Final answer:
To calculate tan 105°, use the sum identity for tangent with values 60° and 45°. Substitute the known tangent values for 60° (√3) and 45° (1) and simplify using the conjugate, resulting in the exact value of -2 - √3.
Step-by-step explanation:
To find the exact value of tan 105°, we can use the sum identity for tangent, which says that tan(A + B) = (tan A + tan B) / (1 - tan A * tan B). Knowing that 105° can be expressed as 60° + 45°, we set A to 60° and B to 45°.

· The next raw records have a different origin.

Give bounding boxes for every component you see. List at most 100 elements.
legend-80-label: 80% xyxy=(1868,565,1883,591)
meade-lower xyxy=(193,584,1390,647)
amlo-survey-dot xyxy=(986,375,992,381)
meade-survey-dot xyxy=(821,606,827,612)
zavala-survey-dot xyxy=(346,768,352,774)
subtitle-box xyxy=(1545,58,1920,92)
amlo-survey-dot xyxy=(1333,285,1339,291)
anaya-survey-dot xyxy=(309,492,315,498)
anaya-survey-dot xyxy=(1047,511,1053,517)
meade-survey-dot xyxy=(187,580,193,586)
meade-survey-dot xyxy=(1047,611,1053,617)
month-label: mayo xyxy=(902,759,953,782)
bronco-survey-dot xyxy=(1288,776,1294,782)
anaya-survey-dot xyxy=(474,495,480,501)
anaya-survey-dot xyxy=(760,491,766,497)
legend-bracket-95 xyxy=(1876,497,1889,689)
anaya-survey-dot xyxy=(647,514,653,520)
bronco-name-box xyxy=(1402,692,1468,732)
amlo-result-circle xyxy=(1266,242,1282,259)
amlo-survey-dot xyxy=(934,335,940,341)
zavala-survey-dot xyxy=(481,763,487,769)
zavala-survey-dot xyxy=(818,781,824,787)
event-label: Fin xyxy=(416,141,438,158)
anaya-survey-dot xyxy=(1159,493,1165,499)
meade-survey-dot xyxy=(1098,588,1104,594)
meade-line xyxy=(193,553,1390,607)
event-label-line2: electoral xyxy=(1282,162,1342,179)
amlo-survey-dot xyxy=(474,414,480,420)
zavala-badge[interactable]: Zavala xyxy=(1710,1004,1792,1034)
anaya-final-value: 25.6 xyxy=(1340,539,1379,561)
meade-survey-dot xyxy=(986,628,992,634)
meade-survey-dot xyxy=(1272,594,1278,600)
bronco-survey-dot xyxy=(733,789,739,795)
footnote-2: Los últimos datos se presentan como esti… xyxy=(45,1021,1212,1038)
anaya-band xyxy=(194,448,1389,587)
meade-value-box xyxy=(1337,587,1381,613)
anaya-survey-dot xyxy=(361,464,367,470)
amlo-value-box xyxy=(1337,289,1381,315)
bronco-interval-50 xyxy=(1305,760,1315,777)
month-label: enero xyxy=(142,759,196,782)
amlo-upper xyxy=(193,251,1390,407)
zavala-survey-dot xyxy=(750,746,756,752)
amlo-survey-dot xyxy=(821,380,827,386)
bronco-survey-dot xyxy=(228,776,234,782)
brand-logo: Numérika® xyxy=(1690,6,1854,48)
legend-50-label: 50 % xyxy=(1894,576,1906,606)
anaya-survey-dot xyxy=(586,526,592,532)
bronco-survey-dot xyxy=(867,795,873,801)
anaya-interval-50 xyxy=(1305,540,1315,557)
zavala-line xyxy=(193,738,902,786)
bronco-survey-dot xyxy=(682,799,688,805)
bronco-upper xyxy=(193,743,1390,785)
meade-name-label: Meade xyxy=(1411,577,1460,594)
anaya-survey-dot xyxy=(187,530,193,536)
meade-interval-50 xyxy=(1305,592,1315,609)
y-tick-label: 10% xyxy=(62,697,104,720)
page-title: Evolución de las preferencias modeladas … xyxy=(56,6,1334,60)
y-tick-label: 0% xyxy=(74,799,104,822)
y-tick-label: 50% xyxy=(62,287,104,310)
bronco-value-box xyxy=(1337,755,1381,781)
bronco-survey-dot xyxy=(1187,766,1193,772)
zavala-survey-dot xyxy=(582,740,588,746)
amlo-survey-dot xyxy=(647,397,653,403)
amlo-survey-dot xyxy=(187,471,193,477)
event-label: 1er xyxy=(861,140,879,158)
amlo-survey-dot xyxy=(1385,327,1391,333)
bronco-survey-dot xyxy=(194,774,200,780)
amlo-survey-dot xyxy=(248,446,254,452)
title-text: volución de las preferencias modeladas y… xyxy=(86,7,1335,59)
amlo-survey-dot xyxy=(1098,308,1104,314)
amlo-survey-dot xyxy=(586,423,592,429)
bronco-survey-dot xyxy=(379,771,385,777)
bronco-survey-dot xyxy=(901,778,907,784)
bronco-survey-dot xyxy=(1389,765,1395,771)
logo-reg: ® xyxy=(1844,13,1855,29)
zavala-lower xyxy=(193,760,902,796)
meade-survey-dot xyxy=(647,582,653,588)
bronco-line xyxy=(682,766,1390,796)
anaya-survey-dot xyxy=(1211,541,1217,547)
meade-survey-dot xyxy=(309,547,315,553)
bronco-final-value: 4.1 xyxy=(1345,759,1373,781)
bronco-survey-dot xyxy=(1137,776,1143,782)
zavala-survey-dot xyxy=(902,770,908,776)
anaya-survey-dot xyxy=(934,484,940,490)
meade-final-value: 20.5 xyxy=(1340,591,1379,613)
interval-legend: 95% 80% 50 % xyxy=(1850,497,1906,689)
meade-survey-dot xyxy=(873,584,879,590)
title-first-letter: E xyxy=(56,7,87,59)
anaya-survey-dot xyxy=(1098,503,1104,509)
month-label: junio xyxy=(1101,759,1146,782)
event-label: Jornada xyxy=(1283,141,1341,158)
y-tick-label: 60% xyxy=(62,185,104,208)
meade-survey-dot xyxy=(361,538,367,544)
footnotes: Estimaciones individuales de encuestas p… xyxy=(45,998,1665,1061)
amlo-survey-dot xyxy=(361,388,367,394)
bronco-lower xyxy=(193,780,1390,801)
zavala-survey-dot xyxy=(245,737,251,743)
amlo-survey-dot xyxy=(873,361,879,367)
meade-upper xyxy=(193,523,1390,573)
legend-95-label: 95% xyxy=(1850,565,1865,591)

Using the exact values for tan 60° (√3) and tan 45° (1), we substitute these into the identity:
tan 105° = (tan 60° + tan 45°) / (1 - tan 60° * tan 45°)
tan 105° = (√3 + 1) / (1 - √3 * 1)
tan 105° = (√3 + 1) / (1 - √3).
To simplify this expression, we can multiply the numerator and the denominator by the conjugate of the denominator, (1 + √3). This eliminates the radical in the denominator:
tan 105° = ((√3 + 1)(1 + √3)) / ((1 - √3)(1 + √3))
tan 105° = (√3^2 + 2√3 + 1) / (1 - √3^2)
tan 105° = (3 + 2√3 + 1) / (1 - 3)
tan 105° = (4 + 2√3) / (-2)
tan 105° = -2 - √3.
So the exact value of tan 105° is -2 - √3.